Oil prices continued to slide. Saudi Arabia is saying they are comfortable with oil prices in the sub-$90 range. The Saudis don’t necessarily want prices to slide further, but they are unwilling to shoulder production cuts unilaterally and they are prepared to tolerate lower prices until others in OPEC commit to action, and that probably won’t happen until oil hits $80.

Commodities have taken a beating recently, and it’s not just oil. Coal stocks were trashed last week when China announced that it would reinstate tariffs on certain types of imported coal that were scrapped a decade ago. The tariffs threaten to slash coal imports and boost China’s domestic coal industry.

And if you don’t like fundamental explanations and if you don’t buy exogenous events, you can just look at the charts; the technicals are breaking down.
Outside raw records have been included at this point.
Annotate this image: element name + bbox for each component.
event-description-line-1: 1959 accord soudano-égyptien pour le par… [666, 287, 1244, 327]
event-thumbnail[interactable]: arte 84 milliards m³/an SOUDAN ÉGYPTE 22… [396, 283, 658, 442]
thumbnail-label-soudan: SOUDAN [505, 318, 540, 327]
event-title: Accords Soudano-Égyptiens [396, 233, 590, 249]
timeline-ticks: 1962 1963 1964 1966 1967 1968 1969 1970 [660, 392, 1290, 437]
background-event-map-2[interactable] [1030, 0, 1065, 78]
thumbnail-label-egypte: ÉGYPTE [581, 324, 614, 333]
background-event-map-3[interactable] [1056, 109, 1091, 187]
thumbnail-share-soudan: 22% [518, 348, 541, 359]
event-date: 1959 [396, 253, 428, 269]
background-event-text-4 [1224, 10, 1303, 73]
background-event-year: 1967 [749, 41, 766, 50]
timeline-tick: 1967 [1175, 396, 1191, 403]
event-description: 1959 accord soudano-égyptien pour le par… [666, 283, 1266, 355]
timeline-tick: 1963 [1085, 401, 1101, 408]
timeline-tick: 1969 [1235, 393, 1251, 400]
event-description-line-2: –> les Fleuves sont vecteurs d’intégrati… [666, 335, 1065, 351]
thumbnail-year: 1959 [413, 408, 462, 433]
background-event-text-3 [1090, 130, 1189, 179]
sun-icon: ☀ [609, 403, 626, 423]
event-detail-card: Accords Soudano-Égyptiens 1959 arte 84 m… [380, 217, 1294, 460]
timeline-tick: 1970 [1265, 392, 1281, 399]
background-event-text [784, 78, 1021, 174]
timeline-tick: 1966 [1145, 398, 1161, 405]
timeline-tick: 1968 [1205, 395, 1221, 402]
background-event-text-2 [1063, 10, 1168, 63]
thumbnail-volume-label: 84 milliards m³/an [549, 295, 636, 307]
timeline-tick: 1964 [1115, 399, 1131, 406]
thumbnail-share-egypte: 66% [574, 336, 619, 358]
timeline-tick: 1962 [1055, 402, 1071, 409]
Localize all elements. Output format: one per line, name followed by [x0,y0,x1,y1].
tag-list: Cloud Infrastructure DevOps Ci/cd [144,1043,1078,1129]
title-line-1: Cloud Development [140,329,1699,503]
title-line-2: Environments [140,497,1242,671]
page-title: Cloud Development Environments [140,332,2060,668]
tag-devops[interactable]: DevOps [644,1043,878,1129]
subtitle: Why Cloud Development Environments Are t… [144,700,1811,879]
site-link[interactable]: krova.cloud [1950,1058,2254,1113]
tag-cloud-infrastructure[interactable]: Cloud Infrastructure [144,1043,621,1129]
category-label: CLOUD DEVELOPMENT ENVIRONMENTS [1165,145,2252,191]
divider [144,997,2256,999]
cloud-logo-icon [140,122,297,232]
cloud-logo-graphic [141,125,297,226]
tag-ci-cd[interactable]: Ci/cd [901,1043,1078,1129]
If you look at the Dow Industrials, you will probably see a rising wedge pattern. Let me explain; if you print out a chart for 2014, and draw a straight line across the tops (that’s your upper resistance line) and another straight line across the lows (that’s your lower support line), you will have a wedge that start out wide in January and narrows; until the past couple of days, where the Dow dropped below that lower support line. A rising wedge formation is pretty bearish. The next levels of support come in at 16,025 and then at 15,370. Last week, the Dow dropped below the 200 day moving average and we did not get a bounce today; that would be considered bearish.